我想象自己就是那个被写入数据的硬盘,里面存着的密码是我今晚做的噩梦,故此我的梦境就是备份。 天上的云层启动变化,原本灰白的颜色变成了某种液态的灰色,像是一块块流动的巧克力,缓缓向地面涌来。我抬头看,发现一个庞大的、类似眼的漩涡挂在云层最边缘,那双眼里仿佛有啥东西在流动,一闪一闪的,像是某种信号发射塔。我伸出手想要抓住它,手指头伸进去的那一刻,感觉像是摸到了某种能够传输数据的接口,指尖传来一阵轻微的刺痛,像是电流顺着胳膊流进了血管里。我意识到,我可能确实到了那个“电子人”之境,那里没有痛苦,却也没有快乐,全是数据,全是代码,全是那些无法被理解的黑色线条在穿梭。 我躺下,看着天花板,那团黑东西已经不见了,取而代之的是一块一般/平平的白墙,阳光透过窗户洒进来,照在我的脸上。我突然认定好困,眼皮越来越沉,那种被电流覆盖的感觉慢慢变成了某种沉睡的安宁。我仿佛睡着了一样,梦里的那个魔鬼、那个灰西装人、那些黑闪电,统统都消亡不见了。我醒来时,发现自己正坐在地板上,手里拿着一杯热咖啡,味道是熟悉的、温暖的。我摸了摸自己的脸,完好无损,所有的黑线和电流都消亡了。 梦醒时分,我望着窗外,那团黑东西还在,但不是在做怪,而是在静静地挂着,像是在等下一次访客。
我想起了那天晚上所有的数据流,想起了那些关于记忆被替换的警告,也明白了啥叫做彻底的断电。
那种感觉就像是一次彻底的格式化,别看过程挺痛苦,但终止后世界依然清楚,路边的树、天上的云、还有那杯咖啡,都是真的,都是新的。我不再恐惧那些黑线,出于它们只是我梦境的余光,挺快就会那会儿。生活还得持续,还得持续,哪怕心里间或会冒出一些怪的念头,也需求自己慢慢把它们赶走。 那天晚上,我实际上也没睡好,第二天醒来发现枕头被压变形了,像被啥东西狠狠撞击过一样。我就这样醒着,看着窗外鸟鸣声此起彼伏,听着风吹过树叶的沙沙声。
那是一种挺真的、让人安心的声音,跟梦里那些尖锐的电流声彻底不同。我伸出手揉了揉眼,动作迟钝,像是在重新学习如何呼吸。
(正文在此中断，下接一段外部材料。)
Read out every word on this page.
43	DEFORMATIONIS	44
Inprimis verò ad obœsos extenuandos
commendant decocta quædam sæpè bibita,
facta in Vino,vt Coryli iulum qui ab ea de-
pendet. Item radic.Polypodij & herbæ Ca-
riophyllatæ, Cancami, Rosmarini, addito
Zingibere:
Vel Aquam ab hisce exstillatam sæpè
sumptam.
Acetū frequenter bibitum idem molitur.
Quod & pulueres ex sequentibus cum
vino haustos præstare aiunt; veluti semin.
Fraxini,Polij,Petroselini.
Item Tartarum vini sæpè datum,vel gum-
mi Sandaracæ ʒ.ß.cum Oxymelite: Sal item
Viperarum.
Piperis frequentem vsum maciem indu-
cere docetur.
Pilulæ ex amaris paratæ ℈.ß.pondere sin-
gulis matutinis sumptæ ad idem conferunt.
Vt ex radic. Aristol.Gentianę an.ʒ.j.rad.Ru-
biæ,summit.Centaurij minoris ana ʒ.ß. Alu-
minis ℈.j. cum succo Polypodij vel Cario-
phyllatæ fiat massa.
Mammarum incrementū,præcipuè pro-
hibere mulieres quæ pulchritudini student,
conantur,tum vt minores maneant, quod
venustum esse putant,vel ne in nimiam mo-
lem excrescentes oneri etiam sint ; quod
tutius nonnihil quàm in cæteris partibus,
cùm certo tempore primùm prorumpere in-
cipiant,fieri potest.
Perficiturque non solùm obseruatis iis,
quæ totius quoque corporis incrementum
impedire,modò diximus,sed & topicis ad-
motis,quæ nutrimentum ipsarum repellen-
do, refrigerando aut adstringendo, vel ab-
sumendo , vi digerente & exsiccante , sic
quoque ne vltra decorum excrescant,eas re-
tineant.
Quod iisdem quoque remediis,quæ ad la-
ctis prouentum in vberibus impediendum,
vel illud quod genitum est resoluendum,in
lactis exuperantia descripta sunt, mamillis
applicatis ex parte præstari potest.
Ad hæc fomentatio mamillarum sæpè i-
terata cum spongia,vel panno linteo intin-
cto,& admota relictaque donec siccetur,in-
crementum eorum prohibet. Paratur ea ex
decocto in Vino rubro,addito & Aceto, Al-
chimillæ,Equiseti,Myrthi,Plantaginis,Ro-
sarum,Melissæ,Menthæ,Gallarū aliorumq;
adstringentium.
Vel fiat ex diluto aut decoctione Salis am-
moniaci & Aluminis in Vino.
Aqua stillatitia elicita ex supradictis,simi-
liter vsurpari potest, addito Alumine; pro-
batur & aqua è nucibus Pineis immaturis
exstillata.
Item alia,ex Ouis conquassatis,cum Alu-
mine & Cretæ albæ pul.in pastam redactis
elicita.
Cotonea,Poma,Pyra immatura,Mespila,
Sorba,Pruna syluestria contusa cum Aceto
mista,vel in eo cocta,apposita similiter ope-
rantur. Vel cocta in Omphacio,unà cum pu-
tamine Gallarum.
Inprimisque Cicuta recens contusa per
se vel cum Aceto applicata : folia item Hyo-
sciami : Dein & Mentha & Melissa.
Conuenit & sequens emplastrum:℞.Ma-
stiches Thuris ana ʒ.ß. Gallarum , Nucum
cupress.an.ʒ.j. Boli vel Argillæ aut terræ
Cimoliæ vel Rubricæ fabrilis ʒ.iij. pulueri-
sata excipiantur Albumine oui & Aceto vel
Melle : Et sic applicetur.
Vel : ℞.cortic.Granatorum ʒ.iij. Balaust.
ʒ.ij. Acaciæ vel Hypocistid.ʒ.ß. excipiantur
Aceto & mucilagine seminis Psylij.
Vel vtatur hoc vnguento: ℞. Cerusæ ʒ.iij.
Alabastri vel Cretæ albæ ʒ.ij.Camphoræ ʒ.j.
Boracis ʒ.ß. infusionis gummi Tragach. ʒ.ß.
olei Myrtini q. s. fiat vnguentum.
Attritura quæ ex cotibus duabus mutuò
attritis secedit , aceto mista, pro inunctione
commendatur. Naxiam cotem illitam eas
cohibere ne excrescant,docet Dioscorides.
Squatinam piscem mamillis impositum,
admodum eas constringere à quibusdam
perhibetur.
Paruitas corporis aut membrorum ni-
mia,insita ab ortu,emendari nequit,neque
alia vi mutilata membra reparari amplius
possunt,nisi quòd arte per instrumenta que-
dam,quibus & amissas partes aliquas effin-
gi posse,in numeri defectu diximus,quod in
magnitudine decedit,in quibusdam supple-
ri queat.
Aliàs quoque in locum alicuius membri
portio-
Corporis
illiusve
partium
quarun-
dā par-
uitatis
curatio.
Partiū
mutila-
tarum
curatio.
空气里弥漫着淡淡的清香,是昨夜被汗水打湿的衣服散发出来的味道,混合着阳光晒过床单的气息。 我站起身,走到阳台,外面的大风吹起我的衣角,带着一股湿润的凉意。我深吸一口气,感觉肺叶里充满了新鲜空气,那种感觉像是刚从深海里浮出水面,别看有点晕,但那种清醒的感觉是前所未有的。我拍了拍身上的灰尘,心里想着明天还要持续工作,别看昨晚的噩梦让我有些起鸡皮疙瘩,但那些黑线还在脑海里盘旋不去。
或许这就是人类的本能吧,甭管经历了多大的风暴,醒来后一直要面对现实,重新建立秩序。 我突然想起那天晚上那个数据流上的最终一个提示,那是某种保险机制在提醒我要及时止损。可我目前已经看到了,只要我不回头,那些黑线就一辈子留不住我自己。我走向门口,推开门,外面的阳光刺眼,照在脸上,那种刺痛感瞬间消亡了。我知道,甭管梦里有啥东西,现实里我都还得持续活着,持续 dealing 那些琐碎的日常。
只要能把那些乱七八糟的念头赶回去,把那些黑线剪断,我就还只是一个一般/平平人,一个能正常生活、能正常感受风的一般/平平人。